Quote of the Day

Regardless of the methods adopted or the theoretical stance assumed, however, one fact stands clear: the difficult transition points experienced by singers, which have led to such pedagogic panaceas as “hooking,” lifting “up and over,” getting the tone “forward,” “high and low placement,” and “covering,” all direct themselves to difficulties that are related to registration.

The mechanistic training methods based on the precepts noted above have not proved successful. Few singers appearing before the public could justly be said to have more than marginally fulfilled their potential, and the throat constriction that is the logical outgrowth of such practices is encouraged rather than cured by these techniques of tone production.

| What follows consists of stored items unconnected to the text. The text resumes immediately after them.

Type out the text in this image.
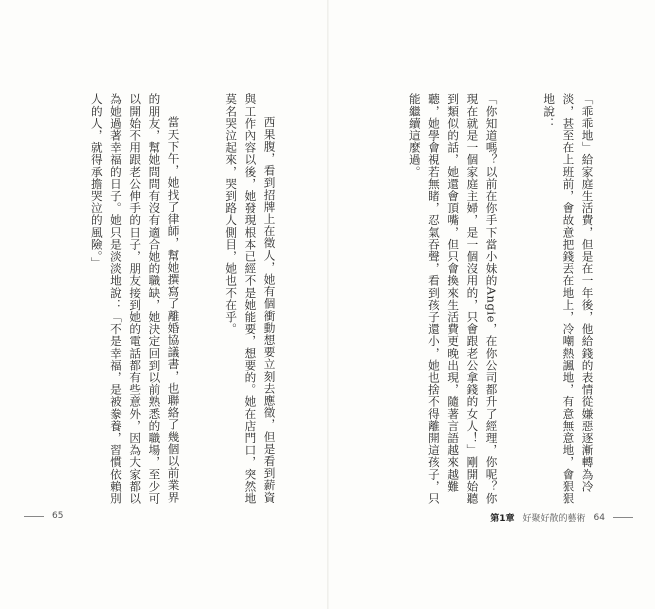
西果腹，看到招牌上在徵人，她有個衝動想要立刻去應徵，但是看到薪資與工作內容以後，她發現根本已經不是她能要，想要的。她在店門口，突然地莫名哭泣起來，哭到路人側目，她也不在乎。

當天下午，她找了律師，幫她撰寫了離婚協議書，也聯絡了幾個以前業界的朋友，幫她問問有沒有適合她的職缺，她決定回到以前熟悉的職場，至少可以開始不用跟老公伸手的日子，朋友接到她的電話都有些意外，因為大家都以為她過著幸福的日子。她只是淡淡地說：「不是幸福，是被豢養，習慣依賴別人的人，就得承擔哭泣的風險。」

65

「乖乖地」給家庭生活費，但是在一年後，他給錢的表情從嫌惡逐漸轉為冷淡，甚至在上班前，會故意把錢丟在地上，冷嘲熱諷地，有意無意地，會狠狠地說：

「你知道嗎？以前在你手下當小妹的Angie，在你公司都升了經理，你呢？你現在就是一個家庭主婦，是一個沒用的，只會跟老公拿錢的女人！」剛開始聽到類似的話，她還會頂嘴，但只會換來生活費更晚出現，隨著言語越來越難聽，她學會視若無睹，忍氣吞聲，看到孩子還小，她也捨不得離開這孩子，只能繼續這麼過。

第1章 好聚好散的藝術 64
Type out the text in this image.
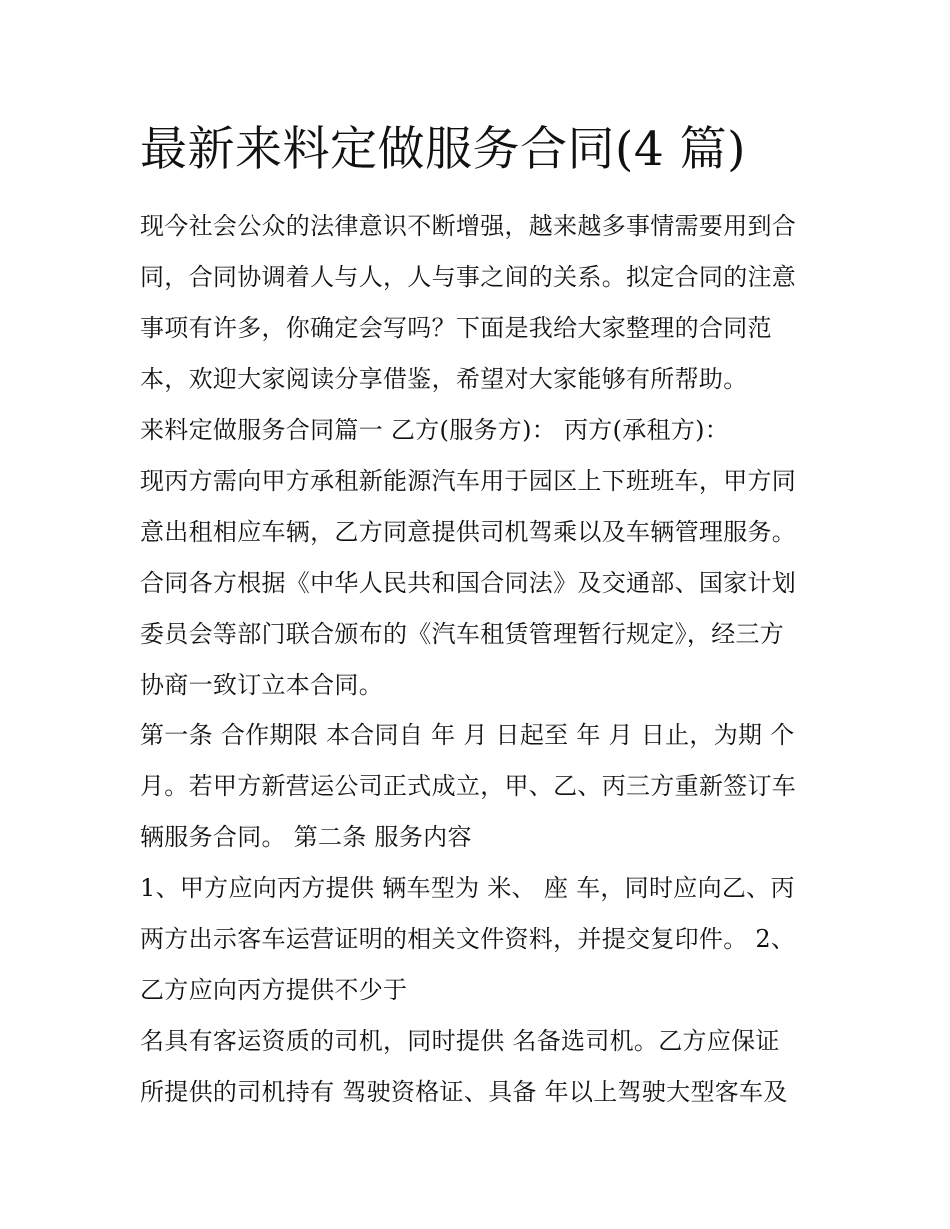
最新来料定做服务合同(4 篇)

现今社会公众的法律意识不断增强，越来越多事情需要用到合

同，合同协调着人与人，人与事之间的关系。拟定合同的注意

事项有许多，你确定会写吗？下面是我给大家整理的合同范

本，欢迎大家阅读分享借鉴，希望对大家能够有所帮助。

来料定做服务合同篇一 乙方(服务方)： 丙方(承租方)：

现丙方需向甲方承租新能源汽车用于园区上下班班车，甲方同

意出租相应车辆，乙方同意提供司机驾乘以及车辆管理服务。

合同各方根据《中华人民共和国合同法》及交通部、国家计划

委员会等部门联合颁布的《汽车租赁管理暂行规定》，经三方

协商一致订立本合同。

第一条 合作期限 本合同自 年 月 日起至 年 月 日止，为期 个

月。若甲方新营运公司正式成立，甲、乙、丙三方重新签订车

辆服务合同。 第二条 服务内容

1、甲方应向丙方提供 辆车型为 米、 座 车，同时应向乙、丙

两方出示客车运营证明的相关文件资料，并提交复印件。 2、

乙方应向丙方提供不少于

名具有客运资质的司机，同时提供 名备选司机。乙方应保证

所提供的司机持有 驾驶资格证、具备 年以上驾驶大型客车及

In the final analysis, vocal training and artistic singing should be founded upon principles which agree with the laws of physics, physiology, and acoustics. Short cuts are not the answer. What is patently clear is that all music, whether dramatic or lyric, and whether composed by Monteverdi, Mozart, Wagner, Verdi, Strauss, or Berg, can be best be sung when the mechanical parts responsible for producing vocal tone work in accordance with nature’s laws. The practice of covering does not conform to those laws.

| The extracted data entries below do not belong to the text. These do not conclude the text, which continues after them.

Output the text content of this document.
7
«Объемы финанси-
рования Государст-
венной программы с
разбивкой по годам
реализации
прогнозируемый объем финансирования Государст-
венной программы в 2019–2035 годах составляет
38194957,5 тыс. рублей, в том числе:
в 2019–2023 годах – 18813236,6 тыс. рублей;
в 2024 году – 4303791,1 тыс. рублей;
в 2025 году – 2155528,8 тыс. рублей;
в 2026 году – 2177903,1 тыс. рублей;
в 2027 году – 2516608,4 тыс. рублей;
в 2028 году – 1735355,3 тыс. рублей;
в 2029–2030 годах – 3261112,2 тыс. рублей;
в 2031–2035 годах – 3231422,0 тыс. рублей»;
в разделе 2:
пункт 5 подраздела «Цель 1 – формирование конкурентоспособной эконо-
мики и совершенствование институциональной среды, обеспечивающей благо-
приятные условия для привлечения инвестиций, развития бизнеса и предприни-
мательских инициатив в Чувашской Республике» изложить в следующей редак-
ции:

The history of great singers and singing is replete with names of those who used their voices lyrically and in the true Bel Canto tradition even when the voices were heroic in size. Frequently, these voices are described as being “unusual” and “exceptional,” but this fact remains: while they are rare, these singers nonetheless are exceptional not because of any anatomical superiority, but because they use their voices exceptionally well, and avoid such unnecessary and inhibitory devices as “covering.” Duprez had a short career. He was able to sing at one dynamic level (high), and he had little flexibility. His was at best a limited technique. In large part, those limitations were and are the equivalent expression of “covering.”